Single-cell and bulk transcriptomic datasets enable the development of prognostic models based on dynamic changes in the tumor immune microenvironment in patients with hepatocellular carcinoma and portal vein tumor thrombus.

BACKGROUND

Hepatocellular carcinoma (HCC) patients exhibiting portal vein tumor thrombosis (PVTT) face a high risk of rapid malignant progression and poor outcomes, with this issue being compounded by a lack of effective treatment options. The integration of bulk RNA-sequencing (RNA-seq) and single-cell RNA-seq (scRNA-seq) datasets focused on samples from HCC patients with PVTT has the potential to yield unprecedented insight into the dynamic changes in the tumor microenvironment (TME) and associated immunological characteristics in these patients, providing an invaluable tool for the reliable prediction of disease progression and treatment responses.

METHODS

scRNA-seq data from both primary tumor (PT) and PVTT cells were downloaded from the Gene Expression Omnibus (GEO) database, while the International Cancer Genome Consortium (ICGC) and Cancer Genome Atlas (TCGA) databases were used to access bulk RNA-seq datasets. scRNA-seq, clustering, GSVA enrichment, mutational profiling, and predictive immunotherapeutic treatment analyses were conducted using these data with the goal of systematically assessing the heterogeneity of PT and PVTT cells and establishing a model capable of predicting immunotherapeutic and prognostic outcomes in patients with HCC.

RESULTS

These analyses revealed that PVTT cells exhibited patterns of tumor proliferation, stromal activation, and low levels of immune cell infiltration, presenting with immune desert and immune rejection-like phenotypes.
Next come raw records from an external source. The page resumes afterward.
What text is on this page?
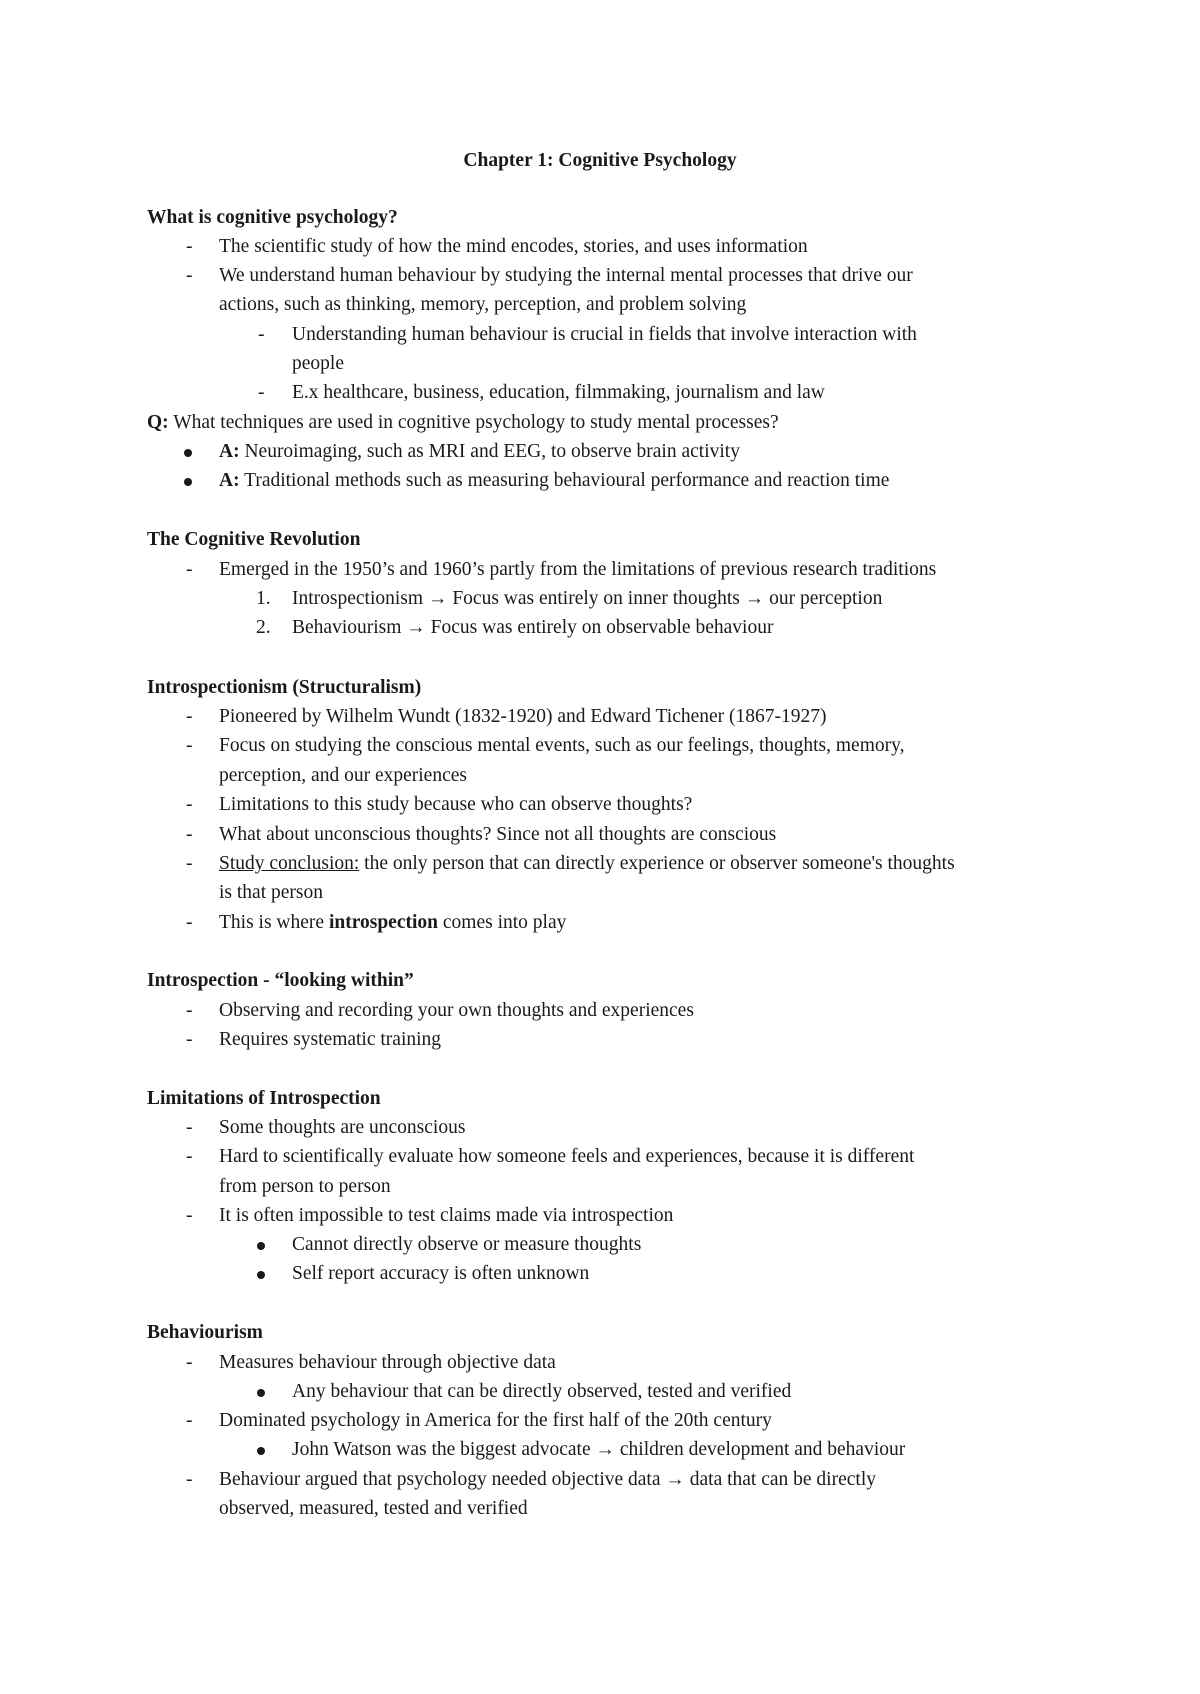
Chapter 1: Cognitive Psychology
What is cognitive psychology?
- The scientific study of how the mind encodes, stories, and uses information
- We understand human behaviour by studying the internal mental processes that drive our
actions, such as thinking, memory, perception, and problem solving
- Understanding human behaviour is crucial in fields that involve interaction with
people
- E.x healthcare, business, education, filmmaking, journalism and law
Q: What techniques are used in cognitive psychology to study mental processes?
A: Neuroimaging, such as MRI and EEG, to observe brain activity
A: Traditional methods such as measuring behavioural performance and reaction time
The Cognitive Revolution
- Emerged in the 1950’s and 1960’s partly from the limitations of previous research traditions
1. Introspectionism → Focus was entirely on inner thoughts → our perception
2. Behaviourism → Focus was entirely on observable behaviour
Introspectionism (Structuralism)
- Pioneered by Wilhelm Wundt (1832-1920) and Edward Tichener (1867-1927)
- Focus on studying the conscious mental events, such as our feelings, thoughts, memory,
perception, and our experiences
- Limitations to this study because who can observe thoughts?
- What about unconscious thoughts? Since not all thoughts are conscious
- Study conclusion: the only person that can directly experience or observer someone's thoughts
is that person
- This is where introspection comes into play
Introspection - “looking within”
- Observing and recording your own thoughts and experiences
- Requires systematic training
Limitations of Introspection
- Some thoughts are unconscious
- Hard to scientifically evaluate how someone feels and experiences, because it is different
from person to person
- It is often impossible to test claims made via introspection
Cannot directly observe or measure thoughts
Self report accuracy is often unknown
Behaviourism
- Measures behaviour through objective data
Any behaviour that can be directly observed, tested and verified
- Dominated psychology in America for the first half of the 20th century
John Watson was the biggest advocate → children development and behaviour
- Behaviour argued that psychology needed objective data → data that can be directly
observed, measured, tested and verified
PT cells, in contrast, were found to exhibit a pattern of immunoinflammatory activity. Core PVTT-associated genes were clustered into three patterns consistent with the tumor immune rejection and immune desert phenotypes. An established clustering model was capable of predicting tumor inflammatory stage, subtype, TME stromal activity, and patient outcomes. PVTT signature genes were further used to establish a risk model, with the risk scores derived from this model providing a tool to evaluate patient clinicopathological features including clinical stage, tumor differentiation, histological subtype, microsatellite instability status, and tumor mutational burden. These risk scores were also able to serve as an independent predictor of patient survival outcomes, responses to adjuvant chemotherapy, and responses to immunotherapy. experiments were used to partially validate the biological prediction results.

CONCLUSION

These results offer new insight into the biological and immunological landscape of PVTT in HCC patients, By utilizing individual patient risk scores, providing an opportunity to guide more effective immunotherapeutic interventional efforts.